As I have discussed in my previous blogs, digital marketing tools and technologies are transforming the way businesses connect with prospective and existing customers. Adoption of these technologies is key to maintaining and gaining competitive advantage.
Presuming you have “plugged in” to marketing technology and have started the data flowing, you probably are developing a keen sense of what strategies are most effective in converting leads to customers.
Of course, this is only useful if, in fact, you are keeping the top of your sales funnel filled – and if the pipeline is delivering the types of leads that will lead to long-term, quality business relationships that will promote growth for your company.
Predictive analytics is the way to address this challenge. For the unfamiliar, predictive analytics is the practice of gathering information about a company’s best customers, using the information to determine what makes them great and then combining these insights with external data to offer the most attractive solutions to current and future customers.
2015 is widely projected to be the year of “data-driven marketing,” with the adoption of predictive analytics techniques increasing as marketers see its huge potential to improve prospecting, increase lead quality and build the sales pipeline.
According to TWDI Research, the top reasons that companies want to use predictive analytics are to forecast trends, better understand customers, improve business performance, drive strategic decision-making, and predict behavior. Predictive analytics can be useful for both growing existing accounts – and closing new ones.
Predictive Lead Scoring and Analytics
Of course, many business-to-consumer (B2C) companies have been using predictive analytics for some time as a means of improving customer understanding and driving sales. An example you may have encountered is the “recommendations engine” on ecommerce sites that makes product recommendations based on previous purchases by a customer and other customers with similar profiles, location, and reviews.
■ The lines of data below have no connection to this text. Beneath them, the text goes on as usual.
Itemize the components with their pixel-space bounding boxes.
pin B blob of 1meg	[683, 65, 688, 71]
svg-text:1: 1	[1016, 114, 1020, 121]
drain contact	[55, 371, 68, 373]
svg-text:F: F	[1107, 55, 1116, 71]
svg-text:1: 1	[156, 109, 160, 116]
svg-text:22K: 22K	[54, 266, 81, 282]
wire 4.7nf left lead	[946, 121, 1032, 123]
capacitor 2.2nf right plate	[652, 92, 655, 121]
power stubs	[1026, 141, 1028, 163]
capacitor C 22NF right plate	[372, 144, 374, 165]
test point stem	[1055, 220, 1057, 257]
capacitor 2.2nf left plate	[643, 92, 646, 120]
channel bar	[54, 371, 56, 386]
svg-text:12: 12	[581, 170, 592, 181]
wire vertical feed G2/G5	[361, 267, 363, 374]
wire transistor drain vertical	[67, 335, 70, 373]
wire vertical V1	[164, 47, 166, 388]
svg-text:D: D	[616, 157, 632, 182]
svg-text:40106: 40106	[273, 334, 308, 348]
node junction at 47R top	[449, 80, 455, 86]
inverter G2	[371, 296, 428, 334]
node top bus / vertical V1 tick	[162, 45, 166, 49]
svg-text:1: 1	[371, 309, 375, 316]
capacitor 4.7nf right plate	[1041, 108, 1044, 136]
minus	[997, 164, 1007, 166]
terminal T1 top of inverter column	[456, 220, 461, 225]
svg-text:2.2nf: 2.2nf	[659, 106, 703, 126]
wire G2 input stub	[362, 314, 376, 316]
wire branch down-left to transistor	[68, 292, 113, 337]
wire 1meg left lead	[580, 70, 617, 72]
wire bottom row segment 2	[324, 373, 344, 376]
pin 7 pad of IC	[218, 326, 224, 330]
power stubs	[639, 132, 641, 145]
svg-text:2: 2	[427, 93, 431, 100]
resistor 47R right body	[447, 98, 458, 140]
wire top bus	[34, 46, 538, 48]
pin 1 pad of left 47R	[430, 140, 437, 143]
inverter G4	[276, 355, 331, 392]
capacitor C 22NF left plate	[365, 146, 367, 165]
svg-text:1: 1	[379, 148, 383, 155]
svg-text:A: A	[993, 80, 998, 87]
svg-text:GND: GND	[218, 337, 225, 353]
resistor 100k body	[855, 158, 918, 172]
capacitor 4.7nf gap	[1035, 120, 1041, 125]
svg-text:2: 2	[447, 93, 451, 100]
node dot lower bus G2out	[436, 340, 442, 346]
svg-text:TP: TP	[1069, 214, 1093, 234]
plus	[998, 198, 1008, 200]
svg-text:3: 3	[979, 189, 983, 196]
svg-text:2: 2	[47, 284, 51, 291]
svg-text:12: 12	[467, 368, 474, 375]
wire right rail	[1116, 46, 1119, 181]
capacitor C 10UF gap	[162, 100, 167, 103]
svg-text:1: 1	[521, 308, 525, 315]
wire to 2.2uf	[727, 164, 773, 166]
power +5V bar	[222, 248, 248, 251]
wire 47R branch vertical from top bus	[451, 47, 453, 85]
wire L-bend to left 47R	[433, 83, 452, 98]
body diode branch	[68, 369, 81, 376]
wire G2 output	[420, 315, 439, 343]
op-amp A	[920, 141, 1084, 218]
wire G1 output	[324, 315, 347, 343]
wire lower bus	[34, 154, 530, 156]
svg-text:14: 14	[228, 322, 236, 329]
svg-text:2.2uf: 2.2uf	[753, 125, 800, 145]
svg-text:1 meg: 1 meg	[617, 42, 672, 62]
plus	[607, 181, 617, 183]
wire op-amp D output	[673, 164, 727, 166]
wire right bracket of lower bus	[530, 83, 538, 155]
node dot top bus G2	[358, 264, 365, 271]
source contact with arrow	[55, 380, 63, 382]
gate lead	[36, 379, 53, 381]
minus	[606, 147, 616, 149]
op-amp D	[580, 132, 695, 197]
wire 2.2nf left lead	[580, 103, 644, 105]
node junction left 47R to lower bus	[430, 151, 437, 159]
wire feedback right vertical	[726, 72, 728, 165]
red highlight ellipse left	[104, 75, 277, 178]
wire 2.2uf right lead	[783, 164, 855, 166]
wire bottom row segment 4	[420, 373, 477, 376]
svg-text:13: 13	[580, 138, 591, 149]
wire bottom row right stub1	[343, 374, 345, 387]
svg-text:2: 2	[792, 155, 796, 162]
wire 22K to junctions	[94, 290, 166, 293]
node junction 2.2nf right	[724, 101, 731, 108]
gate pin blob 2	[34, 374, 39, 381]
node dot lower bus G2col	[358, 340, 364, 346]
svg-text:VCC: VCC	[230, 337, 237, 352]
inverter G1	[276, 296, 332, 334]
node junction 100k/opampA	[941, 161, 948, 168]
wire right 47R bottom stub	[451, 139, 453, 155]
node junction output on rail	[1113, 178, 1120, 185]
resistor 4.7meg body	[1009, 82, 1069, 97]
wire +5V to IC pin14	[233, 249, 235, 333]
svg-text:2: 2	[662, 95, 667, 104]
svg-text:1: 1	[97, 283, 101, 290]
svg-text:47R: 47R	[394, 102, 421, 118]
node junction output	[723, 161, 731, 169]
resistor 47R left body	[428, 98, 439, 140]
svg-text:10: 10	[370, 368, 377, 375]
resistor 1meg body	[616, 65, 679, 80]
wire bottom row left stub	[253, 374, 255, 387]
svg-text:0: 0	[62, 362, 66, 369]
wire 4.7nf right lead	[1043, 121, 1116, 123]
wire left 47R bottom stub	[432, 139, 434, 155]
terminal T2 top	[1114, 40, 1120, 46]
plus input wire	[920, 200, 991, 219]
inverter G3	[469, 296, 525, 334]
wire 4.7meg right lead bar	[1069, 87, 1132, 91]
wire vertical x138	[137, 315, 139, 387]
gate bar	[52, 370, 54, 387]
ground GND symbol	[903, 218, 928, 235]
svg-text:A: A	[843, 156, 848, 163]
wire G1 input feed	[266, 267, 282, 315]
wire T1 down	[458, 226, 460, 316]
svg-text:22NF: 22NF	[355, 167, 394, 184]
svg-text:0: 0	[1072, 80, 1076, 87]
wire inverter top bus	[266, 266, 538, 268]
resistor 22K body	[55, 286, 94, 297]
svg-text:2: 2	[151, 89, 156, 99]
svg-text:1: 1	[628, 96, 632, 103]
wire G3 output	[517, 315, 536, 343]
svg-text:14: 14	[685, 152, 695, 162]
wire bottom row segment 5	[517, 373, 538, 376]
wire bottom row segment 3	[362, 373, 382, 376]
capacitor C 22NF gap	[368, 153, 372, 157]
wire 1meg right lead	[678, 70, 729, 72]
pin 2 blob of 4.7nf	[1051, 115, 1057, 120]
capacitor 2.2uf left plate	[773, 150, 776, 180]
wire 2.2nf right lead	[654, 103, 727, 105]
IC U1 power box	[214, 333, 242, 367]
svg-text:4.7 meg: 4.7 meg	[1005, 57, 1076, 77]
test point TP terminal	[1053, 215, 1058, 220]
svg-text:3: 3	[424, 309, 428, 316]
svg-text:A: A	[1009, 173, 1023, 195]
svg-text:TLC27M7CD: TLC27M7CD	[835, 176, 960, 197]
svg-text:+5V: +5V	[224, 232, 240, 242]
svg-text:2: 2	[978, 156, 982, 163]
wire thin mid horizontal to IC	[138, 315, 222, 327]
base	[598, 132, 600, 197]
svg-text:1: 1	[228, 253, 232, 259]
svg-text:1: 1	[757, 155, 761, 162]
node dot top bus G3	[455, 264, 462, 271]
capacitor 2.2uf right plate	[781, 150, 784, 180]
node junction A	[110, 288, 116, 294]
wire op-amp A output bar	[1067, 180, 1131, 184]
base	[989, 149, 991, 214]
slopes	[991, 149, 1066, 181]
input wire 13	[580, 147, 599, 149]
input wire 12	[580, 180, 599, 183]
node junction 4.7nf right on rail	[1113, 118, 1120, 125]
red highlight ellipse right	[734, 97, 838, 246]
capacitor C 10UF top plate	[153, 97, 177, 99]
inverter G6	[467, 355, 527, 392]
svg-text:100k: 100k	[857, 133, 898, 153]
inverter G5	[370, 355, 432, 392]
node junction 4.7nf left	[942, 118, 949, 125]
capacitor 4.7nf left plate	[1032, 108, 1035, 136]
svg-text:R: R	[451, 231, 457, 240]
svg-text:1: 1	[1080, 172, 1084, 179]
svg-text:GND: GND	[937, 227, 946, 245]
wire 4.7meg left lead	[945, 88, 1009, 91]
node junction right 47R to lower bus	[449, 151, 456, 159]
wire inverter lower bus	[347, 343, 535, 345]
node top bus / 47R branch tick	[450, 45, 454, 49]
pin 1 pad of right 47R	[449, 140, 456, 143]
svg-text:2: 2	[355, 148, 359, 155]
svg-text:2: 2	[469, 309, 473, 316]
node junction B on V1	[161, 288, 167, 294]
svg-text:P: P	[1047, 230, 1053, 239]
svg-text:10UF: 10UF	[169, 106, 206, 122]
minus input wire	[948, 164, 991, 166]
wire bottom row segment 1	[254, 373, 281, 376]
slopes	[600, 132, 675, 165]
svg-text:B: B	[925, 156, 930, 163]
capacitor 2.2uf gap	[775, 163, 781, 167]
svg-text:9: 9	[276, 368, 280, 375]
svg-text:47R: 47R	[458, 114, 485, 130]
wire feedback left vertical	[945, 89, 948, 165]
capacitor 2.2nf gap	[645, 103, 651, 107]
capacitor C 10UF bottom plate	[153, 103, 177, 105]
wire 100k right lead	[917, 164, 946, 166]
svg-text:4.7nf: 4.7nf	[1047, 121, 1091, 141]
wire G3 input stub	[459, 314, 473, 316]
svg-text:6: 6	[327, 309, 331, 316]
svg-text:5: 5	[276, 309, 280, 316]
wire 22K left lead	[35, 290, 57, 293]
Such technology enables marketers to make better use of behavioral data and other data points.
Now, B2B companies are getting into the act – applying predictive analytics to accelerate sales by improving lead quality. "Nearly 14 times more B-to-B organizations are using predictive lead scoring than in 2011,” says Jill Stanek, research analyst at Sirius Decisions.
Source: Sirius Decisions
Predictive scoring increases the data points significantly, when compared to traditional lead scoring. This is because it allows marketers to take internal data from CRM systems (e.g., historical win/loss and transaction information) and marketing automation databases, and to combine it with data from the web and social media. The resulting lead scores are much better predictors of actual buying behavior as compared to traditional lead scores.
Some advantages reported by companies using predictive lead scoring include:
- Better ROI on campaigns
- Better quality leads
- Faster sales cycle
- Better ability to prioritize existing prospects
- Better conversion rates
Predictive lead scoring leads to improvements in sales productivity and marketing effectiveness, and better alignment between sales and marketing.
According to Todd Berkowitz, research director at Gartner: “New models need to be used once the lead reaches an opportunity stage, both in terms of likelihood to close, but also the optimal price to get the deal done. And the same logic can be applied both pre-funnel (to find companies that best match the characteristics of customers) and post-funnel to identify churn risks and expansion opportunities.”
Implementing Predictive Lead Scoring
While predictive analytics seems complicated and the implementation daunting, it can be implemented easily in any size company. Todd Berkowitz further notes: “Entry costs are (generally) low, proof of concepts are available, out-of-the-box integrations exist with CRM Lead Management and Sales Force Automation (SFA) systems and ROI can be quite rapid.”
There are several vendors today providing predictive lead scoring solutions. For example, Lattice Engines and Mintigo offer cloud-based B2B predictive analytics solutions, accessible to both large and small businesses, as a means of identifying, prioritizing – and ultimately closing – more customers. Both collect data from a company’s internal CRM and marketing automation database, and then add external data. This external data for prospects can be vast – including such inputs as company financials, number of employees, number and location of offices, management changes, press releases, media coverage, social media activity, job openings, patents, mergers and acquisitions, etc.
Nadim Hossain of BrightFunnel notes that in the future these analytics will go much further, “looking at the whole funnel to understand how things are going to move from stage to stage all the way to revenue—really predicting the pipeline and the revenue in a way that marketers can actually react.”
If we consider a truism that has stood the test of time – high-quality leads accelerate sales cycles and ultimately increase sales – it seems only logical that the latest predictive analytics tools should be a part of any marketer’s arsenal in today’s wired world.
What are you doing to leverage your data and improve your sales funnel?